Securing your workpiece for use with the OTK-3 may require use of a vacuum table or sticky table, as materials such as hard foam, cardboard, leather, cork and carpet can be tough to hold with traditional clamping methods.
The D-Series 420, 600 and 840 all have a max Z height of 140mm (5.51"). However this does not represent the maximum height of material you can process. From this height you need to subtract the spindle collet nut stick out as well as the length of the cutting tool you are using.
The following represents the spindle and spindle nut stick out you get on a D-Series machine with the HF-500 and MM-1000 spindles
NOTE: This is the case with just about every CNC machine on the market, not just STEPCRAFT CNC. Most all CNC machines will have spindle and spindle nut/tool holder stick out that takes away from the usable Z height.

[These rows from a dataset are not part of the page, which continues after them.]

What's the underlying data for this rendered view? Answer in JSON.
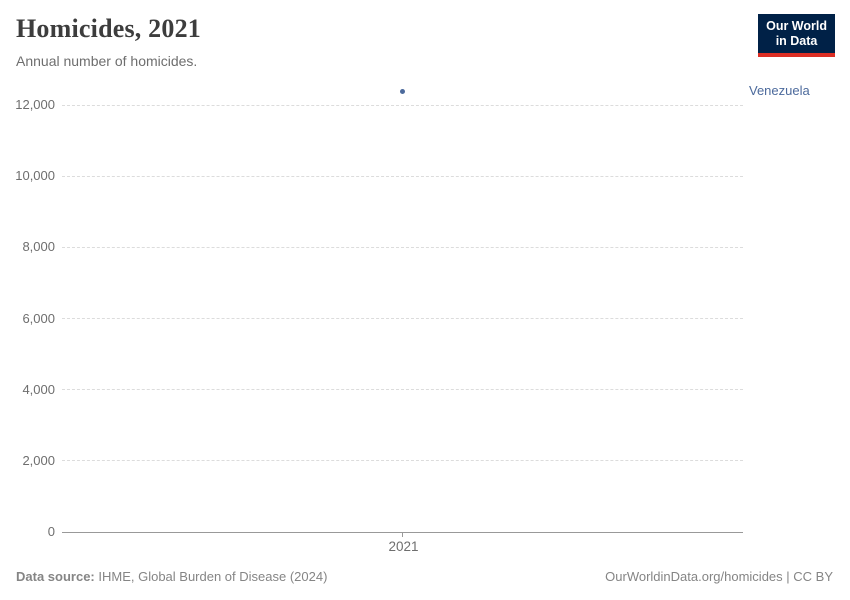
{
  "header": {
    "title": "Homicides, 2021",
    "subtitle": "Annual number of homicides."
  },
  "logo": {
    "line1": "Our World",
    "line2": "in Data",
    "bg_color": "#002147",
    "bar_color": "#dc2e24",
    "text_color": "#ffffff"
  },
  "chart_data": {
    "type": "scatter",
    "title": "Homicides, 2021",
    "subtitle": "Annual number of homicides.",
    "xlabel": "",
    "ylabel": "",
    "grid": "horizontal-dashed",
    "legend_position": "right-of-point",
    "ylim": [
      0,
      12000
    ],
    "y_ticks": [
      {
        "value": 0,
        "label": "0"
      },
      {
        "value": 2000,
        "label": "2,000"
      },
      {
        "value": 4000,
        "label": "4,000"
      },
      {
        "value": 6000,
        "label": "6,000"
      },
      {
        "value": 8000,
        "label": "8,000"
      },
      {
        "value": 10000,
        "label": "10,000"
      },
      {
        "value": 12000,
        "label": "12,000"
      }
    ],
    "x_ticks": [
      {
        "label": "2021",
        "fraction": 0.5
      }
    ],
    "series": [
      {
        "name": "Venezuela",
        "color": "#4c6a9c",
        "x_fraction": 0.5,
        "points": [
          {
            "x": 2021,
            "y": 12390
          }
        ]
      }
    ],
    "colors": {
      "gridline": "#dcdcdc",
      "zero_line": "#999999",
      "tick_label": "#6e6e6e"
    }
  },
  "footer": {
    "source_label": "Data source:",
    "source_text": " IHME, Global Burden of Disease (2024)",
    "link": "OurWorldinData.org/homicides | CC BY"
  }
}
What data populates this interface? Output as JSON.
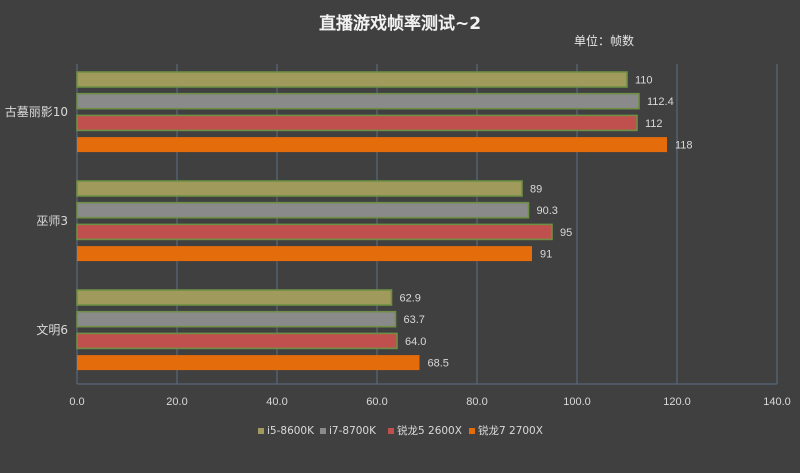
{
  "chart_data": {
    "type": "bar",
    "orientation": "horizontal",
    "title": "直播游戏帧率测试~2",
    "unit_label": "单位：帧数",
    "categories": [
      "古墓丽影10",
      "巫师3",
      "文明6"
    ],
    "series": [
      {
        "name": "i5-8600K",
        "values": [
          110,
          89,
          62.9
        ],
        "labels": [
          "110",
          "89",
          "62.9"
        ],
        "color": "#a09b5c"
      },
      {
        "name": "i7-8700K",
        "values": [
          112.4,
          90.3,
          63.7
        ],
        "labels": [
          "112.4",
          "90.3",
          "63.7"
        ],
        "color": "#8a8a8a"
      },
      {
        "name": "锐龙5 2600X",
        "values": [
          112,
          95,
          64.0
        ],
        "labels": [
          "112",
          "95",
          "64.0"
        ],
        "color": "#c0504d"
      },
      {
        "name": "锐龙7 2700X",
        "values": [
          118,
          91,
          68.5
        ],
        "labels": [
          "118",
          "91",
          "68.5"
        ],
        "color": "#e46c0a"
      }
    ],
    "xlim": [
      0,
      140
    ],
    "x_ticks": [
      "0.0",
      "20.0",
      "40.0",
      "60.0",
      "80.0",
      "100.0",
      "120.0",
      "140.0"
    ],
    "grid": true,
    "legend_position": "bottom"
  }
}
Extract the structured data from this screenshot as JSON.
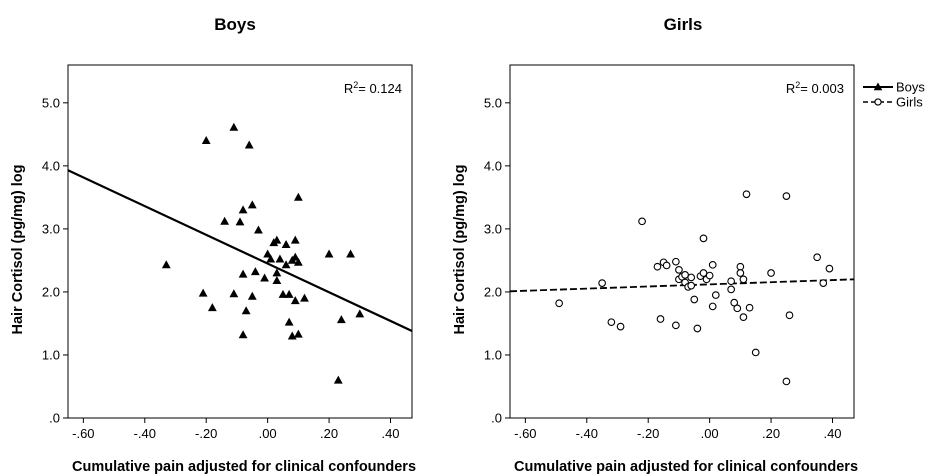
{
  "chart_data": [
    {
      "type": "scatter",
      "title": "Boys",
      "xlabel": "Cumulative pain adjusted for clinical confounders",
      "ylabel": "Hair Cortisol (pg/mg) log",
      "xlim": [
        -0.65,
        0.47
      ],
      "ylim": [
        0.0,
        5.6
      ],
      "xticks": [
        -0.6,
        -0.4,
        -0.2,
        0.0,
        0.2,
        0.4
      ],
      "xtick_labels": [
        "-.60",
        "-.40",
        "-.20",
        ".00",
        ".20",
        ".40"
      ],
      "yticks": [
        0,
        1.0,
        2.0,
        3.0,
        4.0,
        5.0
      ],
      "ytick_labels": [
        ".0",
        "1.0",
        "2.0",
        "3.0",
        "4.0",
        "5.0"
      ],
      "r2_label": "R",
      "r2_exp": "2",
      "r2_value": "= 0.124",
      "marker": "triangle",
      "fit_line": {
        "x": [
          -0.65,
          0.47
        ],
        "y": [
          3.93,
          1.38
        ],
        "style": "solid"
      },
      "points": [
        [
          -0.33,
          2.43
        ],
        [
          -0.2,
          4.4
        ],
        [
          -0.21,
          1.98
        ],
        [
          -0.18,
          1.75
        ],
        [
          -0.14,
          3.12
        ],
        [
          -0.11,
          4.61
        ],
        [
          -0.11,
          1.97
        ],
        [
          -0.09,
          3.11
        ],
        [
          -0.08,
          3.3
        ],
        [
          -0.08,
          2.28
        ],
        [
          -0.08,
          1.32
        ],
        [
          -0.07,
          1.7
        ],
        [
          -0.06,
          4.33
        ],
        [
          -0.05,
          3.38
        ],
        [
          -0.05,
          1.93
        ],
        [
          -0.04,
          2.32
        ],
        [
          -0.03,
          2.98
        ],
        [
          -0.01,
          2.22
        ],
        [
          0.0,
          2.6
        ],
        [
          0.01,
          2.52
        ],
        [
          0.02,
          2.78
        ],
        [
          0.03,
          2.82
        ],
        [
          0.03,
          2.3
        ],
        [
          0.03,
          2.18
        ],
        [
          0.04,
          2.52
        ],
        [
          0.05,
          1.96
        ],
        [
          0.06,
          2.75
        ],
        [
          0.06,
          2.43
        ],
        [
          0.07,
          1.52
        ],
        [
          0.07,
          1.96
        ],
        [
          0.08,
          2.5
        ],
        [
          0.08,
          1.3
        ],
        [
          0.09,
          2.82
        ],
        [
          0.09,
          2.55
        ],
        [
          0.09,
          1.86
        ],
        [
          0.1,
          2.47
        ],
        [
          0.1,
          3.5
        ],
        [
          0.1,
          1.33
        ],
        [
          0.12,
          1.9
        ],
        [
          0.2,
          2.6
        ],
        [
          0.23,
          0.6
        ],
        [
          0.24,
          1.56
        ],
        [
          0.27,
          2.6
        ],
        [
          0.3,
          1.65
        ]
      ]
    },
    {
      "type": "scatter",
      "title": "Girls",
      "xlabel": "Cumulative pain adjusted for clinical confounders",
      "ylabel": "Hair Cortisol (pg/mg) log",
      "xlim": [
        -0.65,
        0.47
      ],
      "ylim": [
        0.0,
        5.6
      ],
      "xticks": [
        -0.6,
        -0.4,
        -0.2,
        0.0,
        0.2,
        0.4
      ],
      "xtick_labels": [
        "-.60",
        "-.40",
        "-.20",
        ".00",
        ".20",
        ".40"
      ],
      "yticks": [
        0,
        1.0,
        2.0,
        3.0,
        4.0,
        5.0
      ],
      "ytick_labels": [
        ".0",
        "1.0",
        "2.0",
        "3.0",
        "4.0",
        "5.0"
      ],
      "r2_label": "R",
      "r2_exp": "2",
      "r2_value": "= 0.003",
      "marker": "circle",
      "fit_line": {
        "x": [
          -0.65,
          0.47
        ],
        "y": [
          2.01,
          2.2
        ],
        "style": "dashed"
      },
      "points": [
        [
          -0.49,
          1.82
        ],
        [
          -0.35,
          2.14
        ],
        [
          -0.32,
          1.52
        ],
        [
          -0.29,
          1.45
        ],
        [
          -0.22,
          3.12
        ],
        [
          -0.17,
          2.4
        ],
        [
          -0.16,
          1.57
        ],
        [
          -0.15,
          2.47
        ],
        [
          -0.14,
          2.42
        ],
        [
          -0.11,
          1.47
        ],
        [
          -0.11,
          2.48
        ],
        [
          -0.1,
          2.35
        ],
        [
          -0.1,
          2.2
        ],
        [
          -0.09,
          2.24
        ],
        [
          -0.08,
          2.15
        ],
        [
          -0.08,
          2.27
        ],
        [
          -0.07,
          2.08
        ],
        [
          -0.06,
          2.23
        ],
        [
          -0.06,
          2.1
        ],
        [
          -0.05,
          1.88
        ],
        [
          -0.04,
          1.42
        ],
        [
          -0.03,
          2.25
        ],
        [
          -0.02,
          2.3
        ],
        [
          -0.02,
          2.85
        ],
        [
          -0.01,
          2.2
        ],
        [
          0.0,
          2.26
        ],
        [
          0.01,
          2.43
        ],
        [
          0.01,
          1.77
        ],
        [
          0.02,
          1.95
        ],
        [
          0.07,
          2.17
        ],
        [
          0.07,
          2.04
        ],
        [
          0.08,
          1.83
        ],
        [
          0.09,
          1.74
        ],
        [
          0.1,
          2.4
        ],
        [
          0.1,
          2.3
        ],
        [
          0.11,
          2.2
        ],
        [
          0.11,
          1.6
        ],
        [
          0.12,
          3.55
        ],
        [
          0.13,
          1.75
        ],
        [
          0.15,
          1.04
        ],
        [
          0.2,
          2.3
        ],
        [
          0.25,
          3.52
        ],
        [
          0.25,
          0.58
        ],
        [
          0.26,
          1.63
        ],
        [
          0.35,
          2.55
        ],
        [
          0.37,
          2.14
        ],
        [
          0.39,
          2.37
        ]
      ]
    }
  ],
  "legend": {
    "items": [
      {
        "label": "Boys",
        "marker": "triangle",
        "line": "solid"
      },
      {
        "label": "Girls",
        "marker": "circle",
        "line": "dashed"
      }
    ]
  }
}
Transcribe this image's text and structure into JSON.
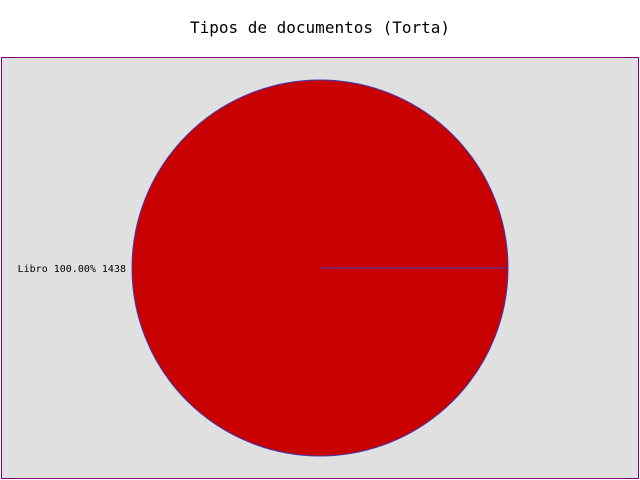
{
  "chart_data": {
    "type": "pie",
    "title": "Tipos de documentos (Torta)",
    "slices": [
      {
        "label": "Libro",
        "percent": "100.00%",
        "value": 1438,
        "color": "#c80000"
      }
    ],
    "colors": {
      "plot_background": "#e0e0e0",
      "plot_border": "#800080",
      "slice_outline": "#3c3cb4",
      "page_background": "#ffffff"
    }
  }
}
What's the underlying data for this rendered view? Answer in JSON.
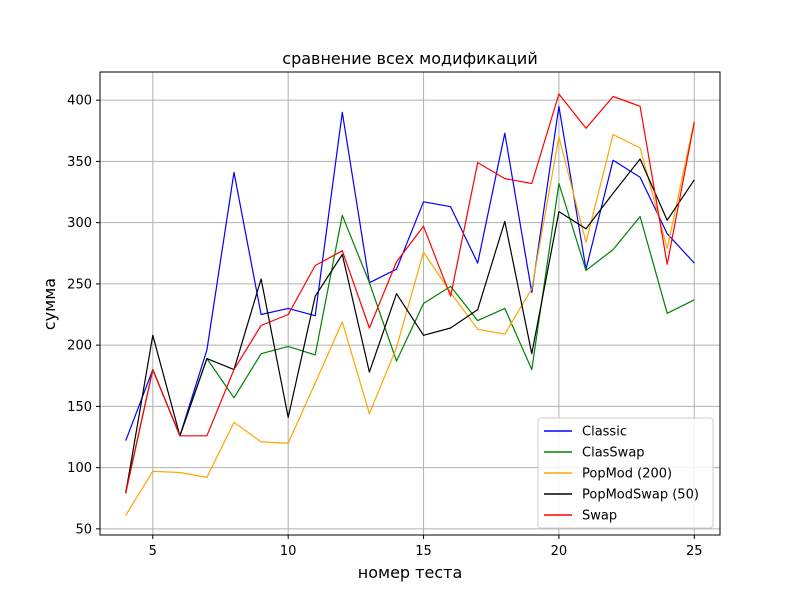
{
  "chart_data": {
    "type": "line",
    "title": "сравнение всех модификаций",
    "xlabel": "номер теста",
    "ylabel": "сумма",
    "xlim": [
      3.05,
      25.95
    ],
    "ylim": [
      45,
      423
    ],
    "grid": true,
    "legend_placement": "lower-right",
    "xticks": [
      5,
      10,
      15,
      20,
      25
    ],
    "yticks": [
      50,
      100,
      150,
      200,
      250,
      300,
      350,
      400
    ],
    "x": [
      4,
      5,
      6,
      7,
      8,
      9,
      10,
      11,
      12,
      13,
      14,
      15,
      16,
      17,
      18,
      19,
      20,
      21,
      22,
      23,
      24,
      25
    ],
    "series": [
      {
        "name": "Classic",
        "color": "#0000ff",
        "values": [
          122,
          180,
          126,
          196,
          341,
          225,
          230,
          224,
          390,
          251,
          262,
          317,
          313,
          267,
          373,
          243,
          395,
          262,
          351,
          337,
          291,
          267
        ]
      },
      {
        "name": "ClasSwap",
        "color": "#008000",
        "values": [
          80,
          180,
          126,
          189,
          157,
          193,
          199,
          192,
          306,
          251,
          187,
          234,
          248,
          220,
          230,
          180,
          332,
          261,
          278,
          305,
          226,
          237
        ]
      },
      {
        "name": "PopMod (200)",
        "color": "#ffa500",
        "values": [
          61,
          97,
          96,
          92,
          137,
          121,
          120,
          169,
          219,
          144,
          198,
          276,
          243,
          213,
          209,
          246,
          370,
          284,
          372,
          361,
          279,
          383
        ]
      },
      {
        "name": "PopModSwap (50)",
        "color": "#000000",
        "values": [
          79,
          208,
          126,
          189,
          180,
          254,
          141,
          240,
          274,
          178,
          242,
          208,
          214,
          229,
          301,
          193,
          309,
          295,
          324,
          352,
          302,
          335
        ]
      },
      {
        "name": "Swap",
        "color": "#ff0000",
        "values": [
          79,
          180,
          126,
          126,
          180,
          216,
          225,
          265,
          277,
          214,
          268,
          297,
          240,
          349,
          336,
          332,
          405,
          377,
          403,
          395,
          266,
          382
        ]
      }
    ]
  }
}
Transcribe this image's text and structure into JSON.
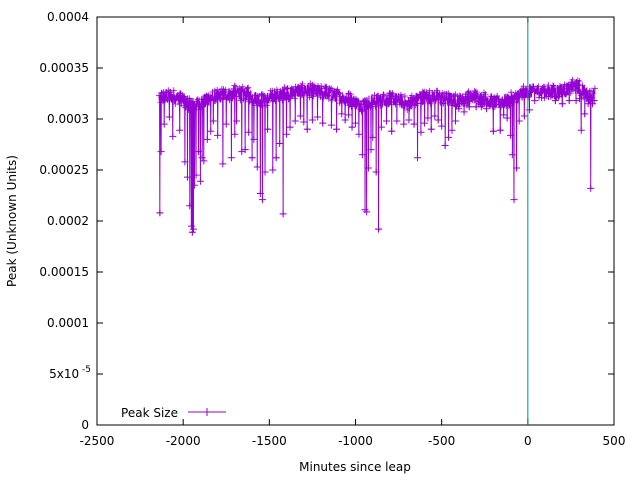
{
  "chart_data": {
    "type": "line",
    "title": "",
    "xlabel": "Minutes since leap",
    "ylabel": "Peak (Unknown Units)",
    "xlim": [
      -2500,
      500
    ],
    "ylim": [
      0,
      0.0004
    ],
    "x_ticks": [
      {
        "value": -2500,
        "label": "-2500"
      },
      {
        "value": -2000,
        "label": "-2000"
      },
      {
        "value": -1500,
        "label": "-1500"
      },
      {
        "value": -1000,
        "label": "-1000"
      },
      {
        "value": -500,
        "label": "-500"
      },
      {
        "value": 0,
        "label": "0"
      },
      {
        "value": 500,
        "label": "500"
      }
    ],
    "y_ticks": [
      {
        "value": 0,
        "label": "0"
      },
      {
        "value": 5e-05,
        "label": "5x10",
        "exp": "-5"
      },
      {
        "value": 0.0001,
        "label": "0.0001"
      },
      {
        "value": 0.00015,
        "label": "0.00015"
      },
      {
        "value": 0.0002,
        "label": "0.0002"
      },
      {
        "value": 0.00025,
        "label": "0.00025"
      },
      {
        "value": 0.0003,
        "label": "0.0003"
      },
      {
        "value": 0.00035,
        "label": "0.00035"
      },
      {
        "value": 0.0004,
        "label": "0.0004"
      }
    ],
    "vertical_line": {
      "x": 0,
      "color": "#008b8b"
    },
    "legend": {
      "position": "bottom-left"
    },
    "series": [
      {
        "name": "Peak Size",
        "color": "#9400d3",
        "baseline": [
          [
            -2140,
            0.000321
          ],
          [
            -2050,
            0.000322
          ],
          [
            -1990,
            0.000317
          ],
          [
            -1930,
            0.000314
          ],
          [
            -1860,
            0.000319
          ],
          [
            -1780,
            0.000323
          ],
          [
            -1700,
            0.000326
          ],
          [
            -1620,
            0.000324
          ],
          [
            -1550,
            0.000318
          ],
          [
            -1480,
            0.000322
          ],
          [
            -1420,
            0.000325
          ],
          [
            -1340,
            0.000327
          ],
          [
            -1260,
            0.000328
          ],
          [
            -1180,
            0.000326
          ],
          [
            -1100,
            0.000323
          ],
          [
            -1020,
            0.000318
          ],
          [
            -960,
            0.000314
          ],
          [
            -900,
            0.000318
          ],
          [
            -830,
            0.000321
          ],
          [
            -760,
            0.000319
          ],
          [
            -700,
            0.000315
          ],
          [
            -640,
            0.00032
          ],
          [
            -560,
            0.000322
          ],
          [
            -480,
            0.000321
          ],
          [
            -420,
            0.000318
          ],
          [
            -360,
            0.00032
          ],
          [
            -300,
            0.000322
          ],
          [
            -240,
            0.000319
          ],
          [
            -180,
            0.000316
          ],
          [
            -130,
            0.000318
          ],
          [
            -80,
            0.00032
          ],
          [
            -30,
            0.000325
          ],
          [
            0,
            0.000327
          ],
          [
            60,
            0.000328
          ],
          [
            120,
            0.000327
          ],
          [
            180,
            0.000327
          ],
          [
            240,
            0.00033
          ],
          [
            280,
            0.000333
          ],
          [
            320,
            0.000328
          ],
          [
            360,
            0.000322
          ],
          [
            390,
            0.000324
          ]
        ],
        "dips": [
          [
            -2135,
            0.000208
          ],
          [
            -2128,
            0.000268
          ],
          [
            -2110,
            0.000295
          ],
          [
            -2080,
            0.000302
          ],
          [
            -2060,
            0.000283
          ],
          [
            -2020,
            0.000289
          ],
          [
            -1990,
            0.000258
          ],
          [
            -1975,
            0.000243
          ],
          [
            -1962,
            0.000215
          ],
          [
            -1952,
            0.000195
          ],
          [
            -1947,
            0.000189
          ],
          [
            -1940,
            0.000192
          ],
          [
            -1935,
            0.000235
          ],
          [
            -1925,
            0.000245
          ],
          [
            -1910,
            0.000268
          ],
          [
            -1900,
            0.000239
          ],
          [
            -1890,
            0.000262
          ],
          [
            -1880,
            0.000259
          ],
          [
            -1860,
            0.00028
          ],
          [
            -1840,
            0.000288
          ],
          [
            -1825,
            0.000298
          ],
          [
            -1800,
            0.000284
          ],
          [
            -1770,
            0.000256
          ],
          [
            -1750,
            0.000295
          ],
          [
            -1720,
            0.000262
          ],
          [
            -1700,
            0.000285
          ],
          [
            -1690,
            0.000298
          ],
          [
            -1660,
            0.000268
          ],
          [
            -1640,
            0.00027
          ],
          [
            -1620,
            0.000287
          ],
          [
            -1600,
            0.000262
          ],
          [
            -1590,
            0.00028
          ],
          [
            -1570,
            0.000253
          ],
          [
            -1552,
            0.000227
          ],
          [
            -1540,
            0.000221
          ],
          [
            -1525,
            0.000248
          ],
          [
            -1510,
            0.00029
          ],
          [
            -1480,
            0.00025
          ],
          [
            -1460,
            0.000262
          ],
          [
            -1440,
            0.000276
          ],
          [
            -1420,
            0.000207
          ],
          [
            -1400,
            0.000285
          ],
          [
            -1380,
            0.000292
          ],
          [
            -1350,
            0.000298
          ],
          [
            -1320,
            0.000303
          ],
          [
            -1300,
            0.000297
          ],
          [
            -1280,
            0.00029
          ],
          [
            -1250,
            0.000299
          ],
          [
            -1220,
            0.000302
          ],
          [
            -1190,
            0.000296
          ],
          [
            -1140,
            0.000294
          ],
          [
            -1110,
            0.00029
          ],
          [
            -1080,
            0.000305
          ],
          [
            -1060,
            0.000299
          ],
          [
            -1040,
            0.000304
          ],
          [
            -1020,
            0.000292
          ],
          [
            -1000,
            0.000296
          ],
          [
            -980,
            0.000285
          ],
          [
            -960,
            0.000265
          ],
          [
            -945,
            0.000211
          ],
          [
            -935,
            0.000209
          ],
          [
            -925,
            0.000252
          ],
          [
            -910,
            0.00027
          ],
          [
            -900,
            0.000282
          ],
          [
            -880,
            0.000248
          ],
          [
            -866,
            0.000192
          ],
          [
            -850,
            0.000292
          ],
          [
            -820,
            0.000298
          ],
          [
            -790,
            0.000288
          ],
          [
            -760,
            0.000298
          ],
          [
            -720,
            0.000295
          ],
          [
            -690,
            0.000299
          ],
          [
            -660,
            0.000295
          ],
          [
            -640,
            0.000262
          ],
          [
            -620,
            0.000287
          ],
          [
            -600,
            0.000296
          ],
          [
            -580,
            0.000301
          ],
          [
            -560,
            0.00029
          ],
          [
            -540,
            0.000303
          ],
          [
            -520,
            0.000299
          ],
          [
            -500,
            0.000293
          ],
          [
            -480,
            0.000274
          ],
          [
            -460,
            0.000282
          ],
          [
            -440,
            0.000289
          ],
          [
            -420,
            0.000298
          ],
          [
            -400,
            0.00031
          ],
          [
            -370,
            0.000307
          ],
          [
            -340,
            0.000312
          ],
          [
            -300,
            0.000312
          ],
          [
            -270,
            0.000312
          ],
          [
            -240,
            0.00031
          ],
          [
            -200,
            0.000288
          ],
          [
            -160,
            0.000289
          ],
          [
            -140,
            0.000304
          ],
          [
            -120,
            0.000301
          ],
          [
            -100,
            0.000284
          ],
          [
            -90,
            0.000265
          ],
          [
            -80,
            0.000221
          ],
          [
            -65,
            0.000252
          ],
          [
            -50,
            0.000298
          ],
          [
            -20,
            0.000303
          ],
          [
            10,
            0.000309
          ],
          [
            40,
            0.000318
          ],
          [
            80,
            0.000321
          ],
          [
            120,
            0.000322
          ],
          [
            160,
            0.000318
          ],
          [
            200,
            0.000315
          ],
          [
            240,
            0.000318
          ],
          [
            280,
            0.000318
          ],
          [
            300,
            0.00032
          ],
          [
            310,
            0.000289
          ],
          [
            330,
            0.000305
          ],
          [
            350,
            0.000315
          ],
          [
            365,
            0.000232
          ],
          [
            375,
            0.000315
          ],
          [
            385,
            0.000318
          ]
        ]
      }
    ]
  }
}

So if you take into consideration the MM-1000 with dual spacers, you would have a total Z height of 140mm (5.51") minus 26.34mm (1.04") leaving you with a new max Z height of 113.66mm (4.47").
Now depending on what you intend to do, you can use this new value to plan your project. If you want to cut all the way through material, you would need to have a tool that is long enough, which you would further subtract from the new Z height value.
Example 1: New Z Value is 113.66mm (4.47"), if you divide that number in half, that would mean you can use a piece of material that is 56.83mm (2.23") thick and the tool would have to stick out 56.83mm (2.23") as well.
NOTE: This would also mean that the cutting height of the tool would have to be a min of 56.83mm (2.23") or you run the risk of rubbing the shank of the tool on the material.
Example 2: If you intend to only engrave on top of a piece of material, then your tool stick out can be much less. If you use an engraving blank that sticks out say 12mm from the bottom of the collet nut, then that means you can have a max material height of 101.66mm (4").
NOTE: please keep in mind you should also allow for a couple 2-3mm of Z height clearance for rapid, non-cutting moves on the CNC as well. So you would subtract another 2-3mm from the above numbers in a practical application.
TWO SIDED MACHINING - For thicker material
One way that you can increase your max material thickness that you can cut through is using double sided machining.
Example: You can take your new Z value of 113.66mm (4.47") and divide that into thirds. This would mean you can have a material thickness of 75.33mm (2.96"), or two-thirds and using a cutter with a length of 38mm (1.49") you can cut one side of the project and then flip it over and cut the other side - so you are using a shorter cutter to cut through a thicker material by cutting each side.